Equation (24) is solved by scientific calculator which can determine the value of time $t$ at which current gets settled. The equation can be approximated for $t\ge t_s$ because the exponential function $e^{-0.66t_s}$ dominates the exponential function $e^{-39.34t}$.

$-2.99\times {10}^{-4}{e}^{-0.66t_s}\text{=}-\text{2}\text{.989}\times {10}^{-6}\text{A}$

$e^{-0.66t_s}=\frac{\text{2}\text{.989}\times {10}^{-6}\text{A}}{2.99\times {10}^{-4}}$        (25)

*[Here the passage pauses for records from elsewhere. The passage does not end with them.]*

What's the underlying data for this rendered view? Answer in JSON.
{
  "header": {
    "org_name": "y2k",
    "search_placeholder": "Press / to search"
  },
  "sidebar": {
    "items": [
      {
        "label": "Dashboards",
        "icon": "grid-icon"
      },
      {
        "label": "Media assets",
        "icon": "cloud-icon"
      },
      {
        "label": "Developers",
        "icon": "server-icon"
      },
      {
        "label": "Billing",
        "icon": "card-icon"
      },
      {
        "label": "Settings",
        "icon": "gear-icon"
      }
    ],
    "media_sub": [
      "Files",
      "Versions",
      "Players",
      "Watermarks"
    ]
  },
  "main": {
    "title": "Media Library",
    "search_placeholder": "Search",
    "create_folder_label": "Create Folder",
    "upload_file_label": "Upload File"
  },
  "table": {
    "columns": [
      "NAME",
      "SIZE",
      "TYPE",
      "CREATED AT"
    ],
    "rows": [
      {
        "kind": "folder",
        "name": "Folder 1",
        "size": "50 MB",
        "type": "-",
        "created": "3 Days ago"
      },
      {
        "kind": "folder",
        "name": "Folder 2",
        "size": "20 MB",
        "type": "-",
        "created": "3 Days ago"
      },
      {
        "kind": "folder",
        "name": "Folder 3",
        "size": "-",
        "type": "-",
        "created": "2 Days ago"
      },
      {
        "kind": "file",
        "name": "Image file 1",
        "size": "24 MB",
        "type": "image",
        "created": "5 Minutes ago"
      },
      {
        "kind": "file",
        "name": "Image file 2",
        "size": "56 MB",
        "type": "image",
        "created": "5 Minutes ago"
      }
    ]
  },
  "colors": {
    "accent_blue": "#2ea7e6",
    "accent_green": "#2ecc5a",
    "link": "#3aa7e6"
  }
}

Take log both the side in equation (25).

$\begin{array}{l}\ln \left(e^{-0.66t_s}\right)=\text{ln}\left(\frac{\text{2}\text{.989}\times {10}^{-6}\text{A}}{2.99\times {10}^{-4}}\right)\\ -0.66t_s=-4.605\end{array}$

Rearrange for $t_s$.

$\begin{array}{c}{t}_s=\frac{4.605}{0.66}\text{s}\\ =6.978\text{s}\end{array}$

Substitute $0\text{s}$ for $t$ in equation (21).

$\begin{array}{c}{i}_R\left(0\text{s}\right)=3.03\times {10}^{-4}{e}^{-0.66\times 0\text{}\text{s}}-4.23\times {10}^{-6}{e}^{-39.34\times 0\text{s}}\text{A}\\ =3.03\times {10}^{-4}-4.23\times {10}^{-6}\text{A}\end{array}$

$i_R\left(0\text{s}\right)=2.987\times {10}^{-4}\text{A}$

The maximum value of current is:

$\begin{array}{c}{i}_R{\left(t\right)}_{\max }=\left|2.987\times {10}^{-4}\text{A}\right|\\ =2.987\times {10}^{-4}\text{A}\end{array}$

The expression for current at settling time $t_s$ is:

$i_R\left(t_s\right)=\frac{1}{100}\times i_R{\left(t\right)}_{\text{max}}$        (26)

Substitute $2.987\times {10}^{-4}\text{A}$ for $i_L{\left(t\right)}_{\text{max}}$ in equation (26).

$\begin{array}{c}{i}_R\left(t_s\right)=\frac{1}{100}\times 2.987\times {10}^{-4}\text{A}\\ =\text{2}\text{.987}\times {10}^{-6}\text{A}\end{array}$

The settling time is the time at which the current is decreased to $\text{2}\text{.987}\times {10}^{-6}\text{A}$ and is expressed as follows:

$-2.99\times {10}^{-4}{e}^{-0.66t_s}+7\times {10}^{-8}{e}^{-39.34t_s}\text{A}=\text{2}\text{.987}\times {10}^{-6}\text{A}$

The equation can be approximated for $t\ge t_s$ because the exponential function $e^{-0.66t_s}$ dominates the exponential function $e^{-39.34t}$.

$-2.99\times {10}^{-4}{e}^{-0.66t_s}\text{=2}\text{.987}\times {10}^{-6}\text{A}$

$e^{-0.66t_s}=\frac{\text{2}\text{.987}\times {10}^{-6}\text{A}}{2.99\times {10}^{-4}}$

Take log both the sides of equation (28).

$\begin{array}{l}\ln \left(e^{-0.66t_s}\right)=\text{ln}\left(\frac{\text{2}\text{.987}\times {10}^{-6}\text{A}}{2.99\times {10}^{-4}}\right)\\ -0.66t_s=-4.606\end{array}$

Rearrange for $t_s$.

$\begin{array}{c}{t}_s=\frac{4.606}{0.66}\text{s}\\ =7.003\text{s}\end{array}$

Conclusion:

Thus, the settling time for $i_L\left(t\right)$ is $6.978\text{s}$ and for $i_R\left(t\right)$ is $7.003\text{s}$.